Je suis certain que préparer le Spartathlon permet de progresser quoiqu’il arrive, mais courir le Spartathlon permet aussi de faire des progrès. C’est une évidence, mais c’est tellement vrai…
J’ai donc progressé et l’avenir me dira à quel point et dans quels domaines. Je dois remercier mes copains du team France avec lesquels j’ai passé des moments inoubliables, y compris après la course où la rigolade fut de mise. J’ai apprécié le groupe dans son ensemble avec les accompagnateurs, ou plutôt les accompagnatrices. Je voudrais cependant remercier tout particulièrement l’un d’entre eux dont le geste m’a profondément touché. Dans la cohue de la fin de course, je n’ai pas récupéré mon tee-shirt de finisher. Le lendemain, l’organisation m’a promis de m’en procurer un que j’aurais dû récupérer lors du gala de remise des prix. Seulement voilà, il y a eu erreur et c’est un second tee-shirt de participation qui m’a été remis. Je n’ai pas osé faire une seconde réclamation et dépité j’ai renoncé à ce petit plaisir. Au moment de repartir, alors que je ne m’y attendais absolument pas David Le Broc ’h m’a gentiment offert le sien, touché qu’il avait été par mon parcours sportif.

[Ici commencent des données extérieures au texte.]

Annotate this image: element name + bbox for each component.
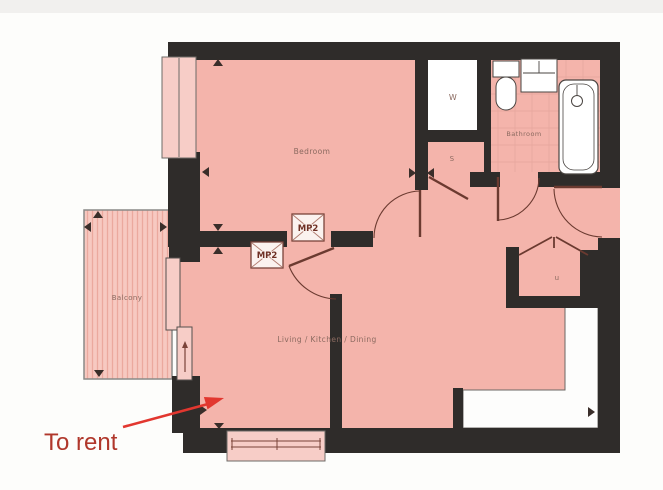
bedroom-window <box>162 57 196 158</box>
toilet-icon <box>493 61 519 110</box>
wardrobe-label: W <box>449 93 457 102</box>
utility-label: u <box>555 274 560 282</box>
to-rent-label: To rent <box>44 429 118 456</box>
mp2-marker-lower: MP2 <box>251 242 283 268</box>
floorplan-page: MP2 MP2 Bedroom Bathroom Balcony <box>0 0 663 490</box>
mp2-marker-upper: MP2 <box>292 214 324 241</box>
floorplan-drawing: MP2 MP2 Bedroom Bathroom Balcony <box>0 0 663 490</box>
storage-label: S <box>450 155 455 163</box>
mp2-upper-label: MP2 <box>298 224 319 234</box>
bedroom-label: Bedroom <box>294 147 331 156</box>
sink-icon <box>521 59 557 92</box>
balcony-label: Balcony <box>112 294 143 302</box>
living-kitchen-dining-label: Living / Kitchen / Dining <box>277 335 376 344</box>
bathtub-icon <box>559 80 598 174</box>
living-window <box>227 431 325 461</box>
mp2-lower-label: MP2 <box>257 251 278 261</box>
bathroom-label: Bathroom <box>506 130 541 138</box>
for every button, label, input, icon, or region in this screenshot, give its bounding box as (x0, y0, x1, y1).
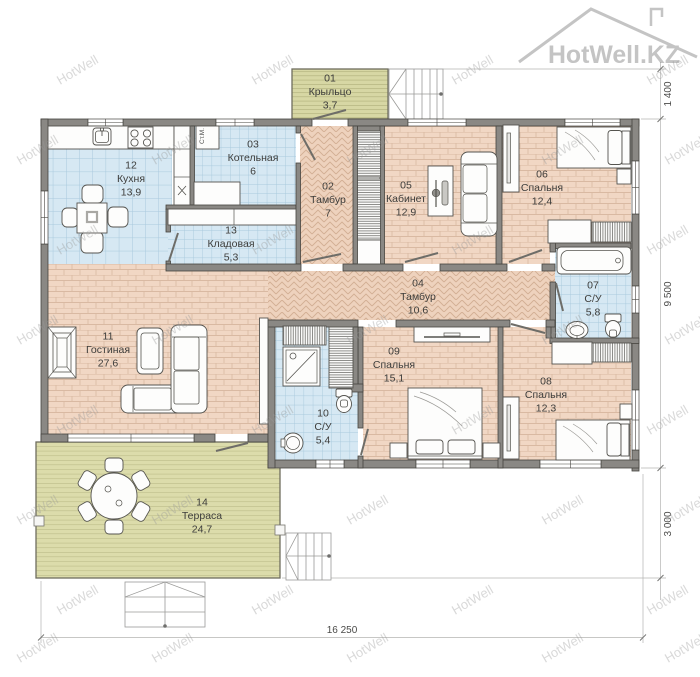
svg-text:04: 04 (412, 278, 424, 290)
svg-text:08: 08 (540, 376, 552, 388)
svg-text:Тамбур: Тамбур (310, 194, 346, 206)
svg-text:15,1: 15,1 (384, 373, 405, 385)
svg-text:Спальня: Спальня (525, 389, 567, 401)
svg-text:11: 11 (103, 331, 114, 343)
svg-text:12: 12 (125, 160, 137, 172)
svg-text:Ст.М.: Ст.М. (199, 128, 206, 144)
svg-text:Гостиная: Гостиная (86, 344, 130, 356)
svg-text:С/У: С/У (584, 293, 602, 305)
svg-text:01: 01 (324, 73, 336, 85)
svg-text:12,3: 12,3 (536, 403, 557, 415)
svg-text:Спальня: Спальня (521, 182, 563, 194)
svg-text:Спальня: Спальня (373, 359, 415, 371)
svg-text:12,4: 12,4 (532, 196, 553, 208)
svg-text:9 500: 9 500 (663, 281, 674, 306)
svg-text:05: 05 (400, 180, 412, 192)
svg-text:14: 14 (196, 497, 208, 509)
svg-text:02: 02 (322, 181, 334, 193)
svg-text:03: 03 (247, 139, 259, 151)
svg-text:Кладовая: Кладовая (207, 238, 254, 250)
svg-text:5,8: 5,8 (586, 307, 601, 319)
svg-text:С/У: С/У (314, 421, 332, 433)
svg-text:12,9: 12,9 (396, 207, 417, 219)
svg-text:13,9: 13,9 (121, 187, 142, 199)
svg-text:24,7: 24,7 (192, 524, 213, 536)
svg-text:3,7: 3,7 (323, 100, 338, 112)
svg-text:10,6: 10,6 (408, 305, 429, 317)
svg-text:27,6: 27,6 (98, 358, 119, 370)
svg-text:16 250: 16 250 (327, 625, 358, 636)
svg-text:HotWell.KZ: HotWell.KZ (548, 41, 680, 69)
svg-text:13: 13 (225, 225, 237, 237)
svg-text:5,4: 5,4 (316, 435, 331, 447)
svg-text:Тамбур: Тамбур (400, 291, 436, 303)
svg-text:06: 06 (536, 169, 548, 181)
svg-text:Терраса: Терраса (182, 510, 222, 522)
svg-text:1 400: 1 400 (663, 81, 674, 106)
svg-text:07: 07 (587, 280, 599, 292)
svg-text:6: 6 (250, 166, 256, 178)
svg-text:Кухня: Кухня (117, 173, 145, 185)
svg-text:Котельная: Котельная (228, 152, 279, 164)
svg-text:Крыльцо: Крыльцо (309, 86, 352, 98)
svg-text:09: 09 (388, 346, 400, 358)
svg-text:5,3: 5,3 (224, 252, 239, 264)
svg-text:Кабинет: Кабинет (386, 193, 426, 205)
svg-text:10: 10 (317, 408, 329, 420)
svg-text:7: 7 (325, 208, 331, 220)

Ce geste d’une grande générosité et plein de tout ce que j’admire chez un sportif, de surcroit un grand champion comme lui, m’a véritablement ému et je l’en remercie très sincèrement du fond du cœur.
Voilà, le Spartathlon c’est aussi des moments d’amitié comme celui-là.
Enfin, je dois une grande part de cette réussite à ma femme Marie qui n’étant pas sportive, comprend ma démarche et m’accompagne avec toute son énergie. Sans elle, le Spartathlon n’aurait peut-être pas existé dans ma vie.